The Heartbreaker turned in the sky above us. The skeletal remains of The Evermore swung about. I figured Sketchy was running low on ammo and she needed to flee from the two new ARK zeppelins.

Octos clung to the bow of The Evermore, using the spines of their tentacles to grip the shredded Kevlar. They started creeping toward us.

“You are all going to go,” June Mai said. “I’ll hold them off as long as I can, and then I’ll let the Cleaner take them.”

But the bomb wouldn’t just blow up the ARK forces. The Americans trapped near the Pepsi Center would die as well.

All of Denver would be destroyed.

June Mai turned and grabbed Sharlotte’s head and kissed my sister with everything she had. “Remember me. Remember my love.”

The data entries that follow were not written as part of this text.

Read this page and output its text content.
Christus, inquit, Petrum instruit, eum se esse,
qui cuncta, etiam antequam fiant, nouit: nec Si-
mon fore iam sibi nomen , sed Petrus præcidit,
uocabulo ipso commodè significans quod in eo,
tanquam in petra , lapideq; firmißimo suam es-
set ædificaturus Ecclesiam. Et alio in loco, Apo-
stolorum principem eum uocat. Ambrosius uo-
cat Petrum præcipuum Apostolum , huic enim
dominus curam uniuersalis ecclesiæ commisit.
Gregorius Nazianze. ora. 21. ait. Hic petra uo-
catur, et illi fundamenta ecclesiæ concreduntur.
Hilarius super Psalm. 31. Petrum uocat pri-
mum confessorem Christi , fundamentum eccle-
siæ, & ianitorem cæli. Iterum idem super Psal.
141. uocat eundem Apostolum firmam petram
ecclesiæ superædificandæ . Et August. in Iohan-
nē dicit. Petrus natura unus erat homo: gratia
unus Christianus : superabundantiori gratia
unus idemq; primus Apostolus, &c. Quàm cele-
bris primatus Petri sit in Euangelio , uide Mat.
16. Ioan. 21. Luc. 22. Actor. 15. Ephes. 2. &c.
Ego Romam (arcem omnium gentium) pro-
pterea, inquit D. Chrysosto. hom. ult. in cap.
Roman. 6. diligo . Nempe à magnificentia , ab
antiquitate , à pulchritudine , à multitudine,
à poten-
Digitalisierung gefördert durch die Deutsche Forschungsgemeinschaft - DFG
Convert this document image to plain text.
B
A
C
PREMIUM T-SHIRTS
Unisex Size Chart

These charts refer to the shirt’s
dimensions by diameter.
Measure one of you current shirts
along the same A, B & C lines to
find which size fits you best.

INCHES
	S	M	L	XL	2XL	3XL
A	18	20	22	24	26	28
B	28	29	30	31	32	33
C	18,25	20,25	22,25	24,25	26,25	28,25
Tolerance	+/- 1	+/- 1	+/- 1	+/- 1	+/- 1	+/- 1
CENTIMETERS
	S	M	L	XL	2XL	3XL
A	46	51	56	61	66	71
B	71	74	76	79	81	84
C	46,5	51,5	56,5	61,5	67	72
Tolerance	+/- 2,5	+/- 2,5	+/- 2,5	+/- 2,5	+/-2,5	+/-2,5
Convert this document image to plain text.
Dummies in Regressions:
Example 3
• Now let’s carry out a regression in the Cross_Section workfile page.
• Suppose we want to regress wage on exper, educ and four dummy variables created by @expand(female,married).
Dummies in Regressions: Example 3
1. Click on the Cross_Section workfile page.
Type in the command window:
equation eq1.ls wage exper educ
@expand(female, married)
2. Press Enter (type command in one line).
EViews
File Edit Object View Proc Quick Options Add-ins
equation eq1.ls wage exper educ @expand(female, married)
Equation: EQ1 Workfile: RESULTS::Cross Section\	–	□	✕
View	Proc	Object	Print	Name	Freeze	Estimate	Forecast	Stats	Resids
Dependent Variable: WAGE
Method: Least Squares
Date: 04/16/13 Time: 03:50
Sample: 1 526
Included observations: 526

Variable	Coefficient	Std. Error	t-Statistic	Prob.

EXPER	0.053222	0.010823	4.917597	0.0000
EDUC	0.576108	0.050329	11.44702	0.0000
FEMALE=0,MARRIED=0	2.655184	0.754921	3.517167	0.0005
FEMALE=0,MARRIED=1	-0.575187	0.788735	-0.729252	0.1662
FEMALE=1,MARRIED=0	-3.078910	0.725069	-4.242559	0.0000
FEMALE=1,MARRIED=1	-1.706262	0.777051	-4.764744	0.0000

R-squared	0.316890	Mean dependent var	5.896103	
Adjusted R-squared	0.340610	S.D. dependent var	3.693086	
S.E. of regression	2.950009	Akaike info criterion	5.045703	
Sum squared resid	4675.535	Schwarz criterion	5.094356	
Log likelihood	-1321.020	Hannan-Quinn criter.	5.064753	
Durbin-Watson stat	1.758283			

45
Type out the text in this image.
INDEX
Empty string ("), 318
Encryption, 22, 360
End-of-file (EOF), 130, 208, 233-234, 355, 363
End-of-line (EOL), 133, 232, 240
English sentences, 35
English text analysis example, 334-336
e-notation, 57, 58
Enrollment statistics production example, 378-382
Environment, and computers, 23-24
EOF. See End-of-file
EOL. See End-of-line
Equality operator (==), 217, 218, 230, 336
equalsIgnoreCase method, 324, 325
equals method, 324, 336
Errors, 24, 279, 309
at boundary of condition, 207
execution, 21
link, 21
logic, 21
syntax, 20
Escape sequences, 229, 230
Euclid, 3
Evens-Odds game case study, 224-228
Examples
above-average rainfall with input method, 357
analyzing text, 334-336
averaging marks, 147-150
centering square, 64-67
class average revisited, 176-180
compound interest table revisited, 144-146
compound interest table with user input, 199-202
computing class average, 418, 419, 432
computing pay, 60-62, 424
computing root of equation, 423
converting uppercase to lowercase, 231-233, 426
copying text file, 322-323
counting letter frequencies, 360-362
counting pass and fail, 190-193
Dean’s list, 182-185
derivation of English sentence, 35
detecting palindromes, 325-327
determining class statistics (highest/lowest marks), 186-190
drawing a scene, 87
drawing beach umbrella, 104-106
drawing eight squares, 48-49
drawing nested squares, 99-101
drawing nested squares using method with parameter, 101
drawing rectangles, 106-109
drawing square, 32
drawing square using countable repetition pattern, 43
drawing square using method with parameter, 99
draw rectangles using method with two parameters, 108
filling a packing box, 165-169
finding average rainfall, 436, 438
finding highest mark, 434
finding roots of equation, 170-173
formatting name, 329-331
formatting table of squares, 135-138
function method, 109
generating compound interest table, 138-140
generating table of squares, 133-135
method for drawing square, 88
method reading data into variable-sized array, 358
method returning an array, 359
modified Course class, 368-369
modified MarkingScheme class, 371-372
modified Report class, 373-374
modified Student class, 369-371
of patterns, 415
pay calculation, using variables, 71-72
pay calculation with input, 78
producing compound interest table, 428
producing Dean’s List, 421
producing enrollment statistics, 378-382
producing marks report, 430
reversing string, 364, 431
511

“This is bullshit.” I went forward, to figure out that bomb, to save my sister’s wife.

I never got the chance. Left-handed, June Mae punched me in the nose. Like I’d punched her. She swiveled, picked up her assault rifle, and one-handed, took out the first Octo who was scrambling down the twisted corridor floor turned bridge.

Sure, my sister gets the kiss. I get the punch.

Back near the aft, where the Evermore was connected to the Heartbreaker, Pilate, Baptista, and others were firing into the Octos creeping up from the rear.

Wren took care of the monsters at the front, Sharlotte helped as well. She triggered Tina Machinegun’s grenade launcher and sent a shell into the creatures.

She calmly fed another shell into the launcher from the bandolier around her.

“You leave now, Cavatica,” my big sister said. “I’ll stay with June Mai. I want this.”